Nós estamos falando de um país que entre 1961 e 1997 teve a força de trabalho crescendo 3,1% ao ano, muito mais do que a velocidade de crescimento populacional, porque aumentou enormemente a taxa de participação da mão-de-obra. A carga horária de trabalho, que já era uma das mais altas do mundo em 1960, aumentou cerca de 0,1% ao ano até 1997. A escolaridade da força de trabalho, que era 3,12 anos em 1960, foi para 10,2 anos em 1997. Se a gente aplicar retornos mincerianos pra essa mudança na escolaridade, encontraremos um estoque de capital humano por trabalhador que cresceu em média 2% ao ano no período. Só pelo lado do fator trabalho a gente já tem 3,1% + 0,1% + 2% = 5,2% a.a; ou seja, um absurdo completo.

Pelo lado do estoque de capital, a taxa de poupança, que era 4% do PIB em 1960, foi para 44% do PIB em 1997; mais do que multiplicou por 10. Nos exercícios que fizemos usando o método do estoque perpétuo, encontramos uma taxa de acúmulo de capital físico de 11,3% a.a no período, outro absurdo.

Usando uma elasticidade do capital de 0,45 (comum para os países em desenvolvimento), estes elementos por si só explicariam um crescimento médio de quase 8% ao ano entre 1961 e 1997. O crescimento de fato foi 9,3%, um pouco maior do que o previsto. A diferença residual entre o crescimento real e o que pode ser explicado pela variação nos fatores de produção é o que os economistas chamam de crescimento da produtividade total dos fatores, um crescimento na produção por unidade de insumo. A PTF cresceu relativamente bem na Coreia, mas nada milagroso ou muito diferente do que acontecia nos demais países organizados do mundo. Aliás, em vários países da Europa Ocidental a PTF cresceu consideravelmente mais rápido no mesmo período.

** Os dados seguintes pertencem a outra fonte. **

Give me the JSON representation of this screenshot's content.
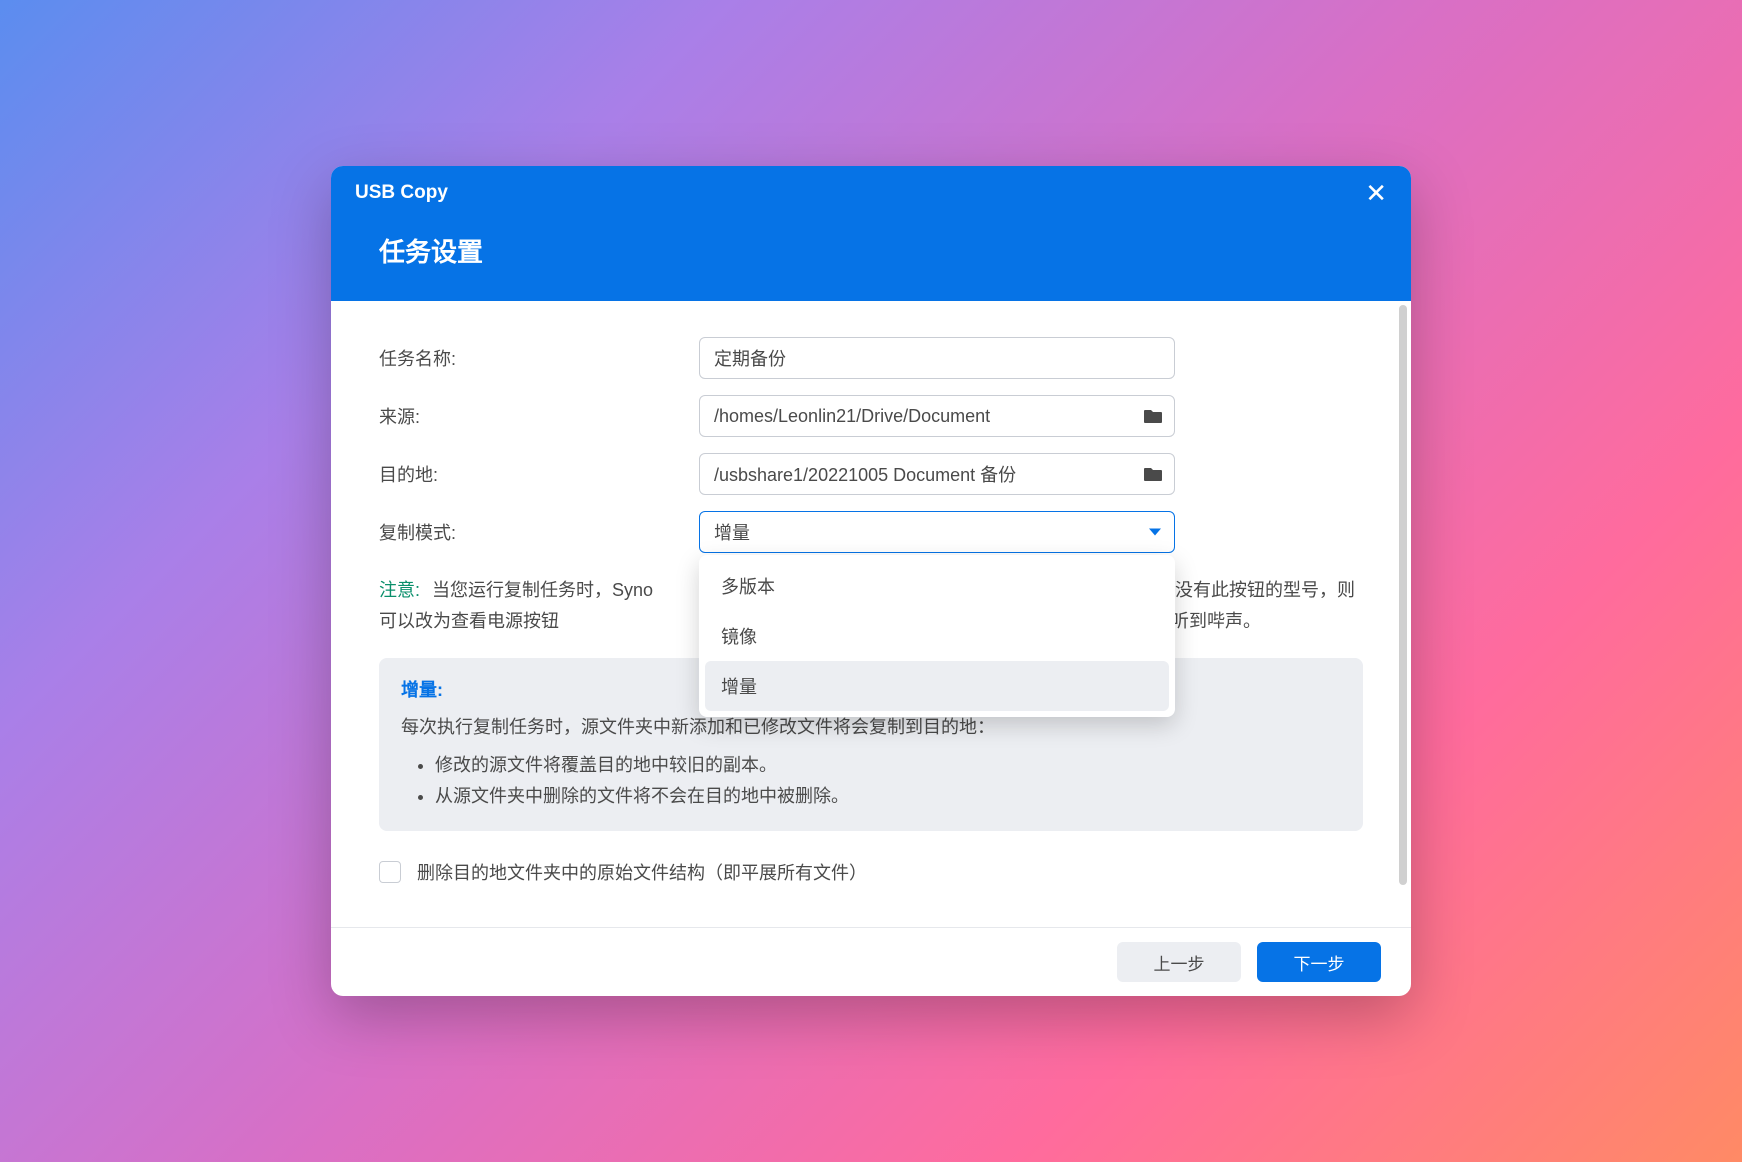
{
  "titlebar": {
    "title": "USB Copy"
  },
  "header": {
    "title": "任务设置"
  },
  "form": {
    "task_label": "任务名称:",
    "task_value": "定期备份",
    "source_label": "来源:",
    "source_value": "/homes/Leonlin21/Drive/Document",
    "dest_label": "目的地:",
    "dest_value": "/usbshare1/20221005 Document 备份",
    "mode_label": "复制模式:",
    "mode_value": "增量",
    "mode_options": [
      "多版本",
      "镜像",
      "增量"
    ]
  },
  "note": {
    "label": "注意:",
    "text_prefix": "当您运行复制任务时，Syno",
    "text_suffix": "束（对于没有此按钮的型号，则可以改为查看电源按钮",
    "text_tail": "哔声设置，则在任务开始和结束时还会听到哔声。"
  },
  "info": {
    "title": "增量:",
    "lead": "每次执行复制任务时，源文件夹中新添加和已修改文件将会复制到目的地：",
    "bullets": [
      "修改的源文件将覆盖目的地中较旧的副本。",
      "从源文件夹中删除的文件将不会在目的地中被删除。"
    ]
  },
  "checkbox": {
    "label": "删除目的地文件夹中的原始文件结构（即平展所有文件）"
  },
  "footer": {
    "prev": "上一步",
    "next": "下一步"
  }
}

O “milagre” basicamente não foi milagre, mas sim trabalho duro. Os coreanos aumentaram muito a proporção de gente que trabalha, as horas trabalhadas e o nível educacional destes trabalhadores. Na outra ponta, aumentaram incrivelmente a taxa de poupança, que pôde financiar uma expansão descomunal do estoque de capital físico (máquinas, pontes, estradas, etc). Com política industrial ou sem, com Hyundai, Samsung ou sem, já era esperado que a Coreia tivesse um desempenho fenomenal de crescimento entre 1961 e 1997, considerando-se o que há de mais básico na teoria neoclássica do crescimento econômico, que é o modelo Solow.

Mas será que a política industrial coreana contribuiu de alguma forma? Há ainda hoje uma enorme discussão sobre isso. Nós sabemos que não ter se isolado do mundo com políticas de substituição de importação, como fez a América Latina, foi positivo para a Coreia, pois há vasta evidência dos benefícios do comércio internacional para o crescimento da produtividade. Inclusive existem estudos mensurando o quanto as reformas comerciais que promoveram abertura do mercado coreano ao comércio contribuíram para o catching-up de produtividade em relação às economias avançadas. Mas ainda há muita dúvida acerca da efetividade de outras intervenções, como as no mercado de crédito.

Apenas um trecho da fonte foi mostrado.